La commission mixte paritaire est parvenue à un accord le 19 septembre dernier. Un certain nombre des dispositions adoptées au Sénat préservant l’autorité et les prérogatives des élus locaux en matière de logement ont été conservées. L’exigence d’un avis conforme des maires pour le lancement des grandes opérations d’urbanisme, mesure phare de ce projet de loi, est maintenue. Une expérimentation permettra aux communes ayant atteint le taux de 20 % de logements sociaux de mutualiser la construction de nouveaux logements sociaux à l’échelle de l’intercommunalité. Au sein des commissions d’attribution de logements sociaux, les maires disposeront d’une voix prépondérante en cas d’égalité. Les obligations en matière de création d’aires de stationnement seront levées dans les zones tendues. Pourquoi imposer la création de parkings lorsque l’on arrive à peine à se loger dans certains centres-villes ? De nouvelles voies de dialogue entre maires et architectes des bâtiments de France seront ouvertes et l’accès au juge pour contester les décisions de ces derniers sera amélioré.

L’intégration au projet de loi des dispositions de la proposition de loi portant pacte national pour la revitalisation des centres-villes et centres-bourgs de notre collègue Rémy Pointereau est un gage supplémentaire de remise en mouvement des cœurs de ville en déshérence.

Par ailleurs, le texte comporte un ensemble de dispositions visant à lutter contre le mal-logement et à limiter la criminalité, telles que le durcissement des peines pour les marchands de sommeil, la lutte contre l’occupation illégale, et donc incontrôlée, ou la résiliation de bail en cas de trafic de stupéfiants.

Pour autant, tout n’est pas noir ou blanc ; le projet de loi n’est pas parfait.

Le Sénat avait proposé d’abaisser le seuil pour le regroupement des bailleurs sociaux de 15 000 à 10 000 logements afin de préserver l’autonomie des plus petits opérateurs, notamment les organismes publics. La commission mixte paritaire est parvenue à un accord, portant ce seuil à 12 000 logements, un niveau qui reste élevé et est de nature à inquiéter une partie des élus locaux, en particulier dans les territoires à faible densité de population et les zones montagneuses. Les économies d’échelle permises par ces regroupements justifient-elles la distension du lien local de la politique sociale du logement ?

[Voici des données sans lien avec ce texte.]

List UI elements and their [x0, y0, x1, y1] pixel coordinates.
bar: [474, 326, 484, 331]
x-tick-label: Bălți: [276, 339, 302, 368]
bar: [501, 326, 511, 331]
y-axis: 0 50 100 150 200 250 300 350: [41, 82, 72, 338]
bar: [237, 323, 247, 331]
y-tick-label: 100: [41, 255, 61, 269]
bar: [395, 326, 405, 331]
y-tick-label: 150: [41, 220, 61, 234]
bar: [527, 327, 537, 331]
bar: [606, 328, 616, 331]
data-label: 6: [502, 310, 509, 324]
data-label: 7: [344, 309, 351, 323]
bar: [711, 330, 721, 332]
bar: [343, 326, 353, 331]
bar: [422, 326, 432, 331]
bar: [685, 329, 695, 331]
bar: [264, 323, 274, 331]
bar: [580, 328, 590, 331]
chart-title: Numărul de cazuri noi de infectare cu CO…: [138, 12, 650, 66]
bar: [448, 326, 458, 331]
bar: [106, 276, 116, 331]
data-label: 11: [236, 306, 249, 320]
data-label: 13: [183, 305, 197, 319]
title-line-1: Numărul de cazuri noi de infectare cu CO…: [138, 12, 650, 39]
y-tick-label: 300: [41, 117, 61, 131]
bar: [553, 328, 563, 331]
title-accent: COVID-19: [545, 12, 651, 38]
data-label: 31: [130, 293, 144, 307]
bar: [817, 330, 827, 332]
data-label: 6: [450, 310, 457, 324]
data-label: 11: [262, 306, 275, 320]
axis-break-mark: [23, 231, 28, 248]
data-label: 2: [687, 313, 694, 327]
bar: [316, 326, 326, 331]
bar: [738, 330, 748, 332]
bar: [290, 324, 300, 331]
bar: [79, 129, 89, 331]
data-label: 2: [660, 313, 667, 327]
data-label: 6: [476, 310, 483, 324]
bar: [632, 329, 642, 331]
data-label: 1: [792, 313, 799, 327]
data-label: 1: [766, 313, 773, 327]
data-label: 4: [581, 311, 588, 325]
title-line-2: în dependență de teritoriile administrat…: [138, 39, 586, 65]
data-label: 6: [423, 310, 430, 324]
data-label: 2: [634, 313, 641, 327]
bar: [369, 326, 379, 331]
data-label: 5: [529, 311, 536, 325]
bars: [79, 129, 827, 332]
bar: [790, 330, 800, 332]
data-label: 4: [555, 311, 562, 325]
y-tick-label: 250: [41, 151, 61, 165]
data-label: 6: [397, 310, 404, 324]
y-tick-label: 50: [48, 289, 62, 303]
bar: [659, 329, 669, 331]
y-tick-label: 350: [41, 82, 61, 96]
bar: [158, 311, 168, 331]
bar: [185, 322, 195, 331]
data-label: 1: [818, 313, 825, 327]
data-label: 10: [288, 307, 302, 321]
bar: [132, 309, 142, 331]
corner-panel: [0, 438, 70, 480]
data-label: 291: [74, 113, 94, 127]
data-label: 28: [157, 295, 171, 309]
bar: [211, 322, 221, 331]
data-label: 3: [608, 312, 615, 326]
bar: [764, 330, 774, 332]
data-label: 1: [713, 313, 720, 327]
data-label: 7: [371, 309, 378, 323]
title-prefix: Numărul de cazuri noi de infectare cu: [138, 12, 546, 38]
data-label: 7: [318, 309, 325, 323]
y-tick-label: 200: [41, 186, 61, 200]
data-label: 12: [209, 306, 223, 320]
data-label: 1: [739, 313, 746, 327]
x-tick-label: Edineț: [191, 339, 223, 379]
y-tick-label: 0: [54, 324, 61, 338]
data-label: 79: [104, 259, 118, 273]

Il nous semble regrettable que recueillir l’avis des maires pour la vente de logements sociaux ne soit obligatoire que pour les communes déficitaires. De la même façon, le fléchage d’au moins 50 % du produit des ventes vers la construction de nouveaux logements sociaux a été circonscrit à ces mêmes communes. S’il nous paraît essentiel de dynamiser les parcours résidentiels dans ce secteur, ces mesures représentent une atteinte au pouvoir des élus en matière de politique sociale. Nous nous devons de dénoncer ces dispositions palliatives et court-termistes.

Un compromis a été trouvé en matière d’accessibilité des logements neufs pour les personnes porteuses d’un handicap. Le texte prévoyait un taux peu ambitieux de 10 % de logements accessibles. Notre groupe avait proposé de relever ce taux à 20 % en commission des affaires économiques ; nous sommes donc satisfaits du taux arrêté par la commission mixte paritaire, d’autant que les logements restants seront adaptables, c’est-à-dire visitables par des personnes à mobilité réduite et aisément transformables en logements accessibles.

Si le projet de loi va dans le bon sens, un certain nombre de mesures représentent une menace pour le pouvoir des maires, dont nous sommes, au Sénat, les porte-parole. Pour être efficace, applicable et appliquée, une réforme ne peut ignorer les autorités décentralisées de la République.

Monsieur le ministre, chers rapporteurs, nous ne nous opposerons pas à ce texte. Malgré certains désaccords, nous saluons le succès de la commission mixte paritaire. Dans l’ensemble, l’empreinte du Sénat est préservée, tout comme l’esprit initial du texte du Gouvernement, qui était de simplifier et de libéraliser le fonctionnement du secteur de la construction pour favoriser son adaptation aux grandes évolutions de notre société.

Les élus du groupe Les Indépendants – République et Territoires voteront à l’unanimité en faveur de l’adoption des conclusions de la commission mixte paritaire.